It’s 2018, and today it’s hard to find people who have never tried online dating. While I don’t think finding love on the Internet has the negative connotation it used to, there are still plenty of individuals who don’t believe in — and to those non-believers I say: just try it!
So I made a profile, and honestly, online dating has been quite the adventure for me. And regardless of your sexual orientation, it really has a long list of benefits. Here are some of my favorites:
It helps you leave your comfort zone.
Putting yourself out there, creating a profile with a picture of yourself and sending a message to a complete stranger is actually quite nerve-wracking. Talk with a random person, making a first impression! What picture to put as your profile picture? What to say about myself in my bio? How to start a message and not to be boring nor over-the-top? These questions will run through your mind, but it takes courage to go for it anyway. You get comfortable with being uncomfortable when you realize that everyone else out there is just as vulnerable as you are.
You meet different kinds of people
I’ve dated a handful of people I met online. I’m not sure our paths would have ever crossed in real life. First, because we don’t live in the same area, but secondly, because they go out in different places. It might not have worked out with all of them in the end, but I can honestly say that the people I met online were some of the most interesting and memorable people. I learned a lot from them and I am so glad our lives intersected, even if only for a few weeks or a few months at a time.
Experience makes it perfect
With online dating, you don’t have to wait to meet someone to ask on a date or wait for someone to ask you — in “real life” that could take months. Online, you can get more dates in a shorter period of time. You know how people say that every job interview you go on, whether it leads to a job or not, are at least “interview experience?” And you know how you get more comfortable going on job interviews every time you do it because they all ask similar questions.
That’s exactly what first dates are like. Sure, when you go on a date with a new person for the first time, you’re still going to feel those nerves and butterflies, but with each date you go on, you learn more about what works for you and what doesn’t.
Teaches you not to be passive
Some people say, “Good things come to those who wait.” I say, “Good things come to those who put themselves out there and try hard.” Sure, the man/woman of your dreams isn’t going to appear out of thin air just because you messaged 100 people on dating site, but I believe that when you take initiative to do something you want to do, good things will happen.
They might not be the exact thing you set out to obtain, you might meet someone online who turns out to be a really good friend or who points you in the direction of a new career path instead of being your lifelong love, but they will add to your life regardless.
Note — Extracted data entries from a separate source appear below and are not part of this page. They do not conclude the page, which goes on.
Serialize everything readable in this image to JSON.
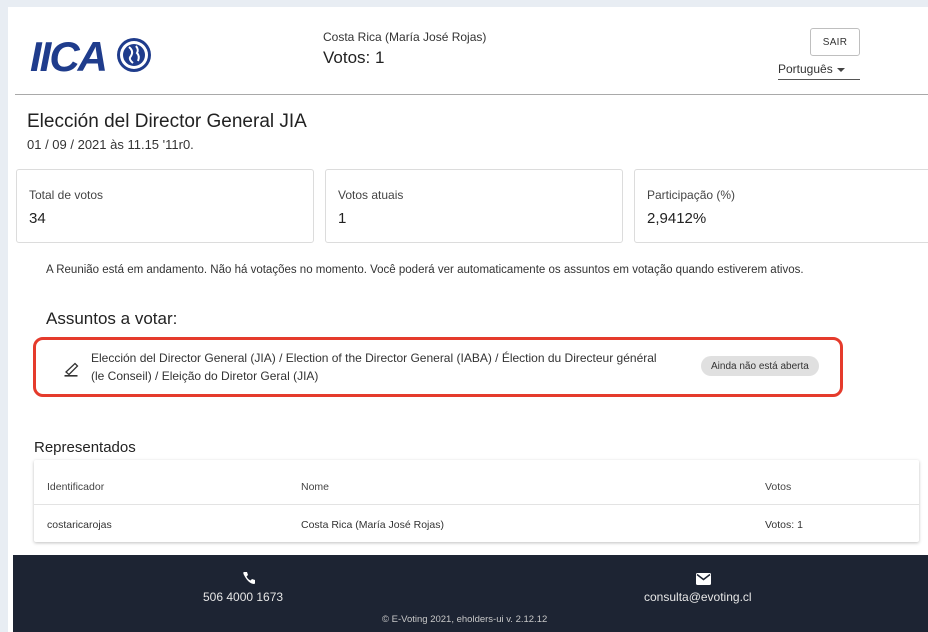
{
  "header": {
    "logo_text": "IICA",
    "user_name": "Costa Rica (María José Rojas)",
    "votes": "Votos: 1",
    "logout_label": "SAIR",
    "language": "Português"
  },
  "election": {
    "title": "Elección del Director General JIA",
    "datetime": "01 / 09 / 2021 às 11.15 '11r0."
  },
  "stats": [
    {
      "label": "Total de votos",
      "value": "34"
    },
    {
      "label": "Votos atuais",
      "value": "1"
    },
    {
      "label": "Participação (%)",
      "value": "2,9412%"
    }
  ],
  "status_message": "A Reunião está em andamento. Não há votações no momento. Você poderá ver automaticamente os assuntos em votação quando estiverem ativos.",
  "agenda": {
    "title": "Assuntos a votar:",
    "items": [
      {
        "icon": "ballot-icon",
        "text": "Elección del Director General (JIA) / Election of the Director General (IABA) / Élection du Directeur général (le Conseil) / Eleição do Diretor Geral (JIA)",
        "status": "Ainda não está aberta"
      }
    ]
  },
  "represented": {
    "title": "Representados",
    "columns": [
      "Identificador",
      "Nome",
      "Votos"
    ],
    "rows": [
      [
        "costaricarojas",
        "Costa Rica (María José Rojas)",
        "Votos: 1"
      ]
    ]
  },
  "footer": {
    "phone": "506 4000 1673",
    "email": "consulta@evoting.cl",
    "copyright": "© E-Voting 2021, eholders-ui v. 2.12.12"
  },
  "colors": {
    "highlight_border": "#e53b2c",
    "footer_bg": "#1d2433",
    "logo_blue": "#1f3c8c"
  }
}
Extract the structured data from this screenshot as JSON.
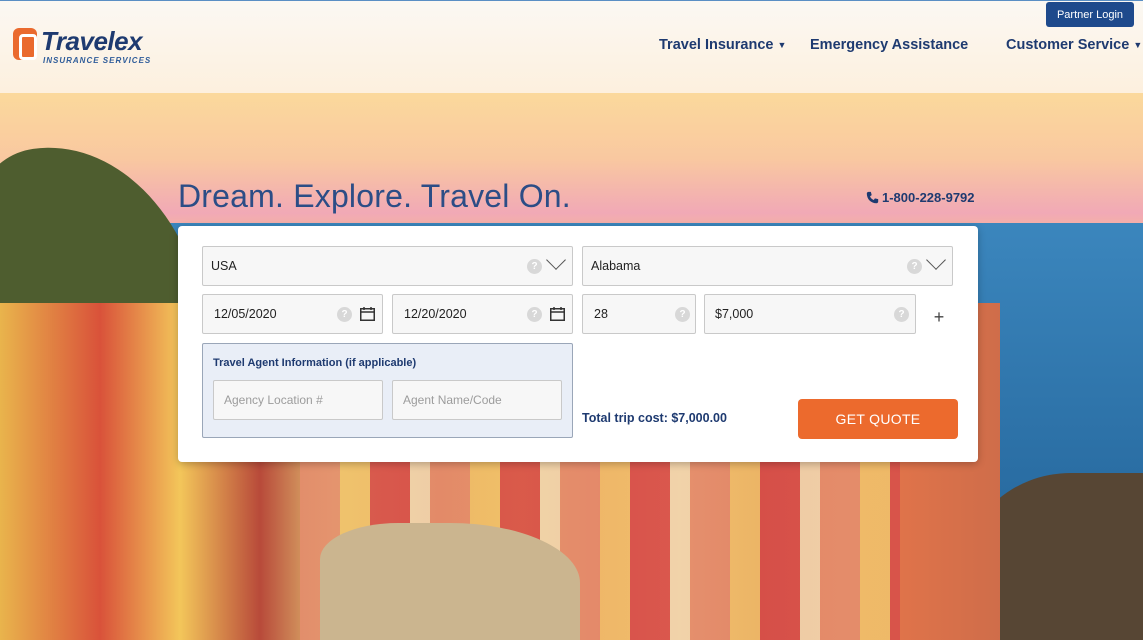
{
  "header": {
    "logo_name": "Travelex",
    "logo_sub": "INSURANCE SERVICES",
    "partner_login": "Partner Login",
    "nav": [
      {
        "label": "Travel Insurance",
        "has_dropdown": true
      },
      {
        "label": "Emergency Assistance",
        "has_dropdown": false
      },
      {
        "label": "Customer Service",
        "has_dropdown": true
      }
    ]
  },
  "hero": {
    "headline": "Dream. Explore. Travel On.",
    "phone": "1-800-228-9792"
  },
  "quote": {
    "country": "USA",
    "state": "Alabama",
    "depart_date": "12/05/2020",
    "return_date": "12/20/2020",
    "age": "28",
    "trip_cost": "$7,000",
    "help_symbol": "?",
    "add_symbol": "+",
    "agent": {
      "title": "Travel Agent Information (if applicable)",
      "location_placeholder": "Agency Location #",
      "name_placeholder": "Agent Name/Code"
    },
    "total_label": "Total trip cost: $7,000.00",
    "cta_label": "GET QUOTE"
  },
  "colors": {
    "brand_navy": "#1e3a70",
    "brand_orange": "#ec6a2d",
    "partner_blue": "#1e4a8c"
  }
}
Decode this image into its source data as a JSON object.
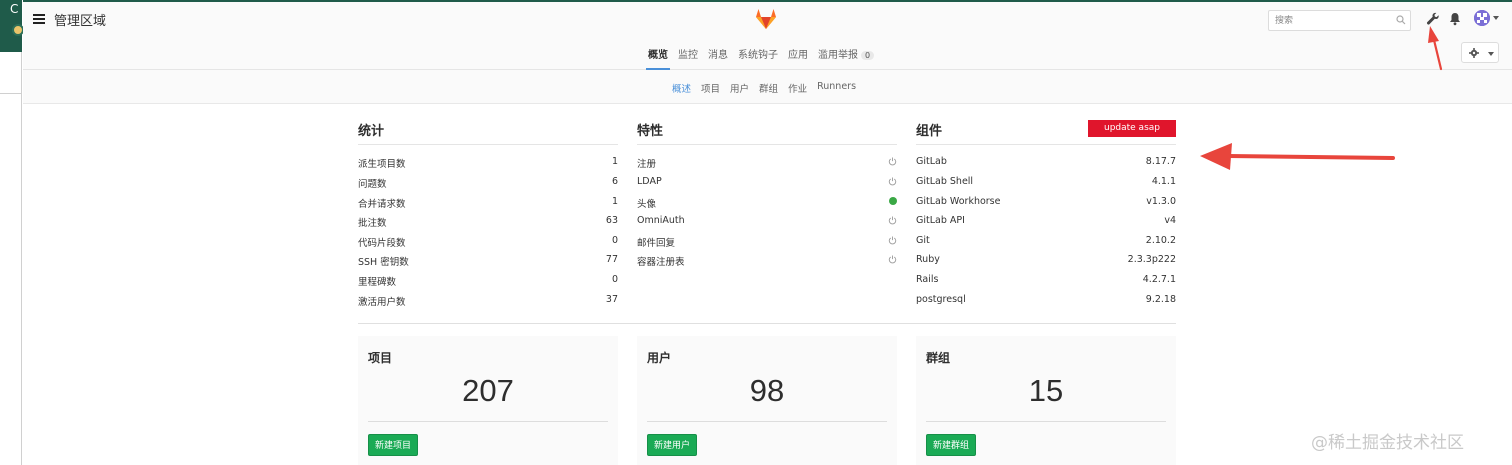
{
  "header": {
    "title": "管理区域",
    "search_placeholder": "搜索"
  },
  "top_nav": {
    "tabs": [
      {
        "label": "概览",
        "active": true
      },
      {
        "label": "监控"
      },
      {
        "label": "消息"
      },
      {
        "label": "系统钩子"
      },
      {
        "label": "应用"
      },
      {
        "label": "滥用举报",
        "count": "0"
      }
    ]
  },
  "sub_nav": {
    "items": [
      {
        "label": "概述",
        "active": true
      },
      {
        "label": "项目"
      },
      {
        "label": "用户"
      },
      {
        "label": "群组"
      },
      {
        "label": "作业"
      },
      {
        "label": "Runners"
      }
    ]
  },
  "stats": {
    "title": "统计",
    "rows": [
      {
        "label": "派生项目数",
        "value": "1"
      },
      {
        "label": "问题数",
        "value": "6"
      },
      {
        "label": "合并请求数",
        "value": "1"
      },
      {
        "label": "批注数",
        "value": "63"
      },
      {
        "label": "代码片段数",
        "value": "0"
      },
      {
        "label": "SSH 密钥数",
        "value": "77"
      },
      {
        "label": "里程碑数",
        "value": "0"
      },
      {
        "label": "激活用户数",
        "value": "37"
      }
    ]
  },
  "features": {
    "title": "特性",
    "rows": [
      {
        "label": "注册",
        "status": "off"
      },
      {
        "label": "LDAP",
        "status": "off"
      },
      {
        "label": "头像",
        "status": "on"
      },
      {
        "label": "OmniAuth",
        "status": "off"
      },
      {
        "label": "邮件回复",
        "status": "off"
      },
      {
        "label": "容器注册表",
        "status": "off"
      }
    ]
  },
  "components": {
    "title": "组件",
    "update_label": "update asap",
    "rows": [
      {
        "label": "GitLab",
        "value": "8.17.7"
      },
      {
        "label": "GitLab Shell",
        "value": "4.1.1"
      },
      {
        "label": "GitLab Workhorse",
        "value": "v1.3.0"
      },
      {
        "label": "GitLab API",
        "value": "v4"
      },
      {
        "label": "Git",
        "value": "2.10.2"
      },
      {
        "label": "Ruby",
        "value": "2.3.3p222"
      },
      {
        "label": "Rails",
        "value": "4.2.7.1"
      },
      {
        "label": "postgresql",
        "value": "9.2.18"
      }
    ]
  },
  "cards": [
    {
      "title": "项目",
      "count": "207",
      "button": "新建项目"
    },
    {
      "title": "用户",
      "count": "98",
      "button": "新建用户"
    },
    {
      "title": "群组",
      "count": "15",
      "button": "新建群组"
    }
  ],
  "colors": {
    "accent": "#4a90d9",
    "update": "#e0152c",
    "success": "#1aaa55",
    "annotation_arrow": "#e8453c"
  },
  "watermark": "@稀土掘金技术社区"
}
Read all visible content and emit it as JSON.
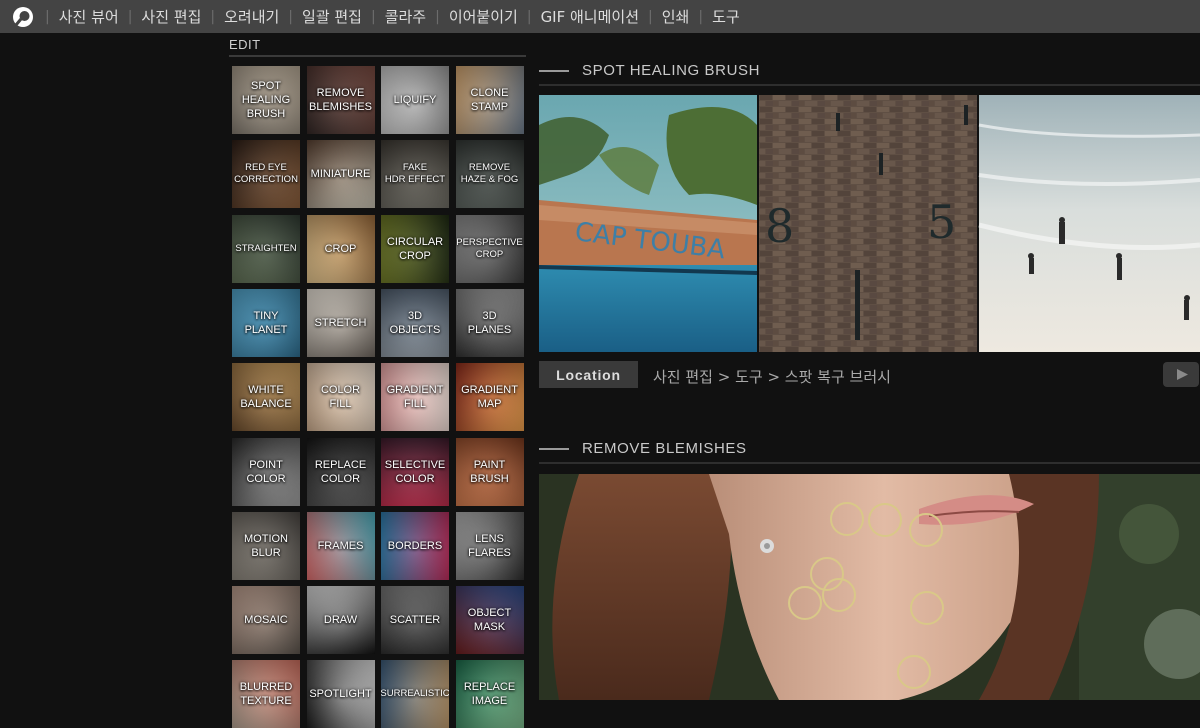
{
  "nav": {
    "items": [
      "사진 뷰어",
      "사진 편집",
      "오려내기",
      "일괄 편집",
      "콜라주",
      "이어붙이기",
      "GIF 애니메이션",
      "인쇄",
      "도구"
    ]
  },
  "left_panel": {
    "title": "EDIT"
  },
  "tools": [
    {
      "label": "SPOT\nHEALING\nBRUSH",
      "icon": "spot-healing-thumb"
    },
    {
      "label": "REMOVE\nBLEMISHES",
      "icon": "remove-blemishes-thumb"
    },
    {
      "label": "LIQUIFY",
      "icon": "liquify-thumb"
    },
    {
      "label": "CLONE\nSTAMP",
      "icon": "clone-stamp-thumb"
    },
    {
      "label": "RED EYE\nCORRECTION",
      "icon": "red-eye-thumb",
      "small": true
    },
    {
      "label": "MINIATURE",
      "icon": "miniature-thumb"
    },
    {
      "label": "FAKE\nHDR EFFECT",
      "icon": "hdr-thumb",
      "small": true
    },
    {
      "label": "REMOVE\nHAZE & FOG",
      "icon": "haze-thumb",
      "small": true
    },
    {
      "label": "STRAIGHTEN",
      "icon": "straighten-thumb",
      "small": true
    },
    {
      "label": "CROP",
      "icon": "crop-thumb"
    },
    {
      "label": "CIRCULAR\nCROP",
      "icon": "circular-crop-thumb"
    },
    {
      "label": "PERSPECTIVE\nCROP",
      "icon": "perspective-crop-thumb",
      "small": true
    },
    {
      "label": "TINY\nPLANET",
      "icon": "tiny-planet-thumb"
    },
    {
      "label": "STRETCH",
      "icon": "stretch-thumb"
    },
    {
      "label": "3D\nOBJECTS",
      "icon": "3d-objects-thumb"
    },
    {
      "label": "3D\nPLANES",
      "icon": "3d-planes-thumb"
    },
    {
      "label": "WHITE\nBALANCE",
      "icon": "white-balance-thumb"
    },
    {
      "label": "COLOR\nFILL",
      "icon": "color-fill-thumb"
    },
    {
      "label": "GRADIENT\nFILL",
      "icon": "gradient-fill-thumb"
    },
    {
      "label": "GRADIENT\nMAP",
      "icon": "gradient-map-thumb"
    },
    {
      "label": "POINT\nCOLOR",
      "icon": "point-color-thumb"
    },
    {
      "label": "REPLACE\nCOLOR",
      "icon": "replace-color-thumb"
    },
    {
      "label": "SELECTIVE\nCOLOR",
      "icon": "selective-color-thumb"
    },
    {
      "label": "PAINT\nBRUSH",
      "icon": "paint-brush-thumb"
    },
    {
      "label": "MOTION\nBLUR",
      "icon": "motion-blur-thumb"
    },
    {
      "label": "FRAMES",
      "icon": "frames-thumb"
    },
    {
      "label": "BORDERS",
      "icon": "borders-thumb"
    },
    {
      "label": "LENS\nFLARES",
      "icon": "lens-flares-thumb"
    },
    {
      "label": "MOSAIC",
      "icon": "mosaic-thumb"
    },
    {
      "label": "DRAW",
      "icon": "draw-thumb"
    },
    {
      "label": "SCATTER",
      "icon": "scatter-thumb"
    },
    {
      "label": "OBJECT\nMASK",
      "icon": "object-mask-thumb"
    },
    {
      "label": "BLURRED\nTEXTURE",
      "icon": "blurred-texture-thumb"
    },
    {
      "label": "SPOTLIGHT",
      "icon": "spotlight-thumb"
    },
    {
      "label": "SURREALISTIC",
      "icon": "surrealistic-thumb",
      "small": true
    },
    {
      "label": "REPLACE\nIMAGE",
      "icon": "replace-image-thumb"
    }
  ],
  "sections": {
    "spot_healing": {
      "title": "SPOT HEALING BRUSH",
      "photo_text": [
        "CAP TOUBA",
        "8",
        "5"
      ],
      "location_label": "Location",
      "location_path": "사진 편집 > 도구 > 스팟 복구 브러시"
    },
    "remove_blemishes": {
      "title": "REMOVE BLEMISHES"
    }
  },
  "colors": {
    "topbar": "#444444",
    "background": "#111111",
    "tag": "#3a3a3a",
    "blemish_ring": "#d9c888"
  }
}
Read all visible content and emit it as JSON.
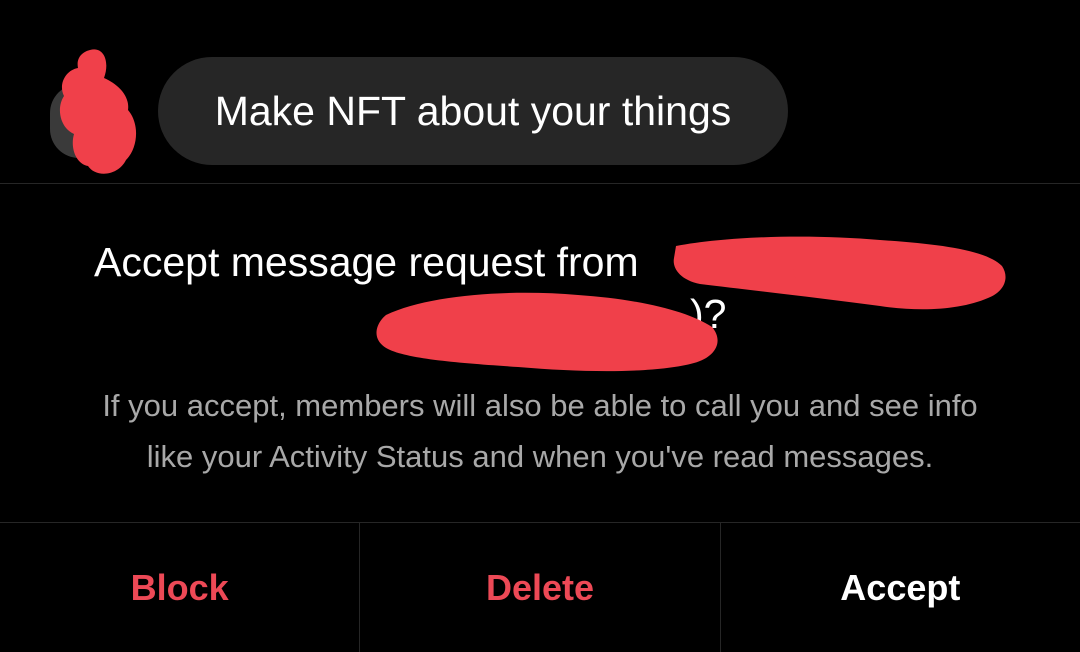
{
  "message": {
    "text": "Make NFT about your things"
  },
  "request": {
    "title_line1": "Accept message request from",
    "title_line2": ")?",
    "info_line1": "If you accept, members will also be able to call you and see info",
    "info_line2": "like your Activity Status and when you've read messages."
  },
  "actions": {
    "block_label": "Block",
    "delete_label": "Delete",
    "accept_label": "Accept"
  },
  "colors": {
    "background": "#000000",
    "bubble": "#262626",
    "danger": "#ed4956",
    "secondary_text": "#a8a8a8",
    "redaction": "#f0404a"
  }
}
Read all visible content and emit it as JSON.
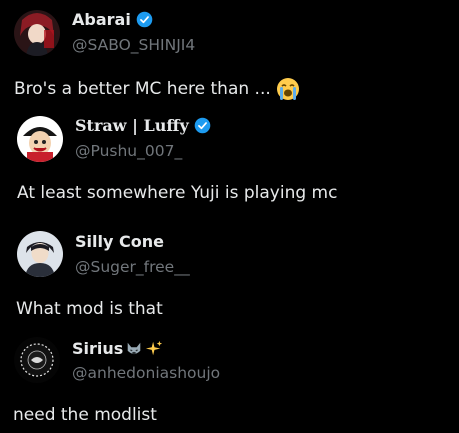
{
  "posts": [
    {
      "display_name": "Abarai",
      "handle": "@SABO_SHINJI4",
      "verified": true,
      "text": "Bro's a better MC here than ...",
      "text_emoji": "loudly-crying-face-emoji"
    },
    {
      "display_name": "Straw | Luffy",
      "handle": "@Pushu_007_",
      "verified": true,
      "text": "At least somewhere Yuji is playing mc"
    },
    {
      "display_name": "Silly Cone",
      "handle": "@Suger_free__",
      "verified": false,
      "text": "What mod is that"
    },
    {
      "display_name": "Sirius",
      "name_emojis": [
        "wolf-face-emoji",
        "sparkles-emoji"
      ],
      "handle": "@anhedoniashoujo",
      "verified": false,
      "text": "need the modlist"
    }
  ],
  "colors": {
    "background": "#000000",
    "primary_text": "#e7e9ea",
    "secondary_text": "#71767b",
    "verified_badge": "#1d9bf0"
  }
}
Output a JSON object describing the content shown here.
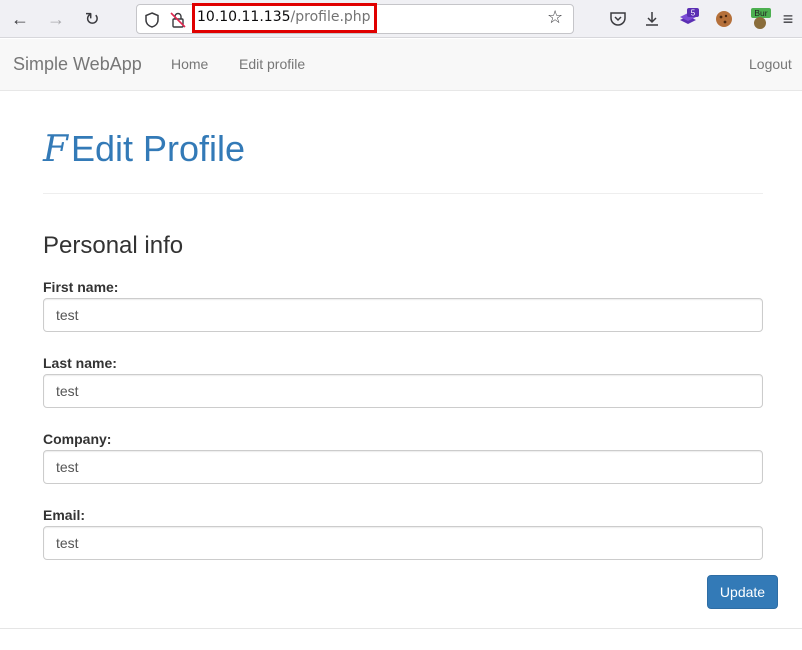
{
  "browser": {
    "back_label": "←",
    "forward_label": "→",
    "reload_label": "↻",
    "url_host": "10.10.11.135",
    "url_path": "/profile.php",
    "bookmark_star": "☆",
    "extension_badge": "5",
    "burp_label": "Bur",
    "menu_label": "≡"
  },
  "navbar": {
    "brand": "Simple WebApp",
    "links": [
      "Home",
      "Edit profile"
    ],
    "logout": "Logout"
  },
  "page": {
    "title_glyph": "F",
    "title": "Edit Profile",
    "section": "Personal info",
    "fields": [
      {
        "label": "First name:",
        "value": "test"
      },
      {
        "label": "Last name:",
        "value": "test"
      },
      {
        "label": "Company:",
        "value": "test"
      },
      {
        "label": "Email:",
        "value": "test"
      }
    ],
    "submit": "Update"
  },
  "colors": {
    "accent": "#337ab7",
    "url_highlight": "#e00000"
  }
}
It’s all about deciding what you want in your life and going for it.
You learn a lot about your likes and dislikes
Like, what do you do when someone sends you long text on how beautiful you are and how you have lots of common things, but it’s so over the top that you’re thoroughly freaked out? And when you’ve been messaging someone for quite some time , and all of a sudden, they just stop replying — as if you are not even a human being on the other end of cyberspace, as if you are just a username not even worthy of simple explanation- “I met someone but it was really nice talking to you” message? Awkward situations provide some important lessons about human nature.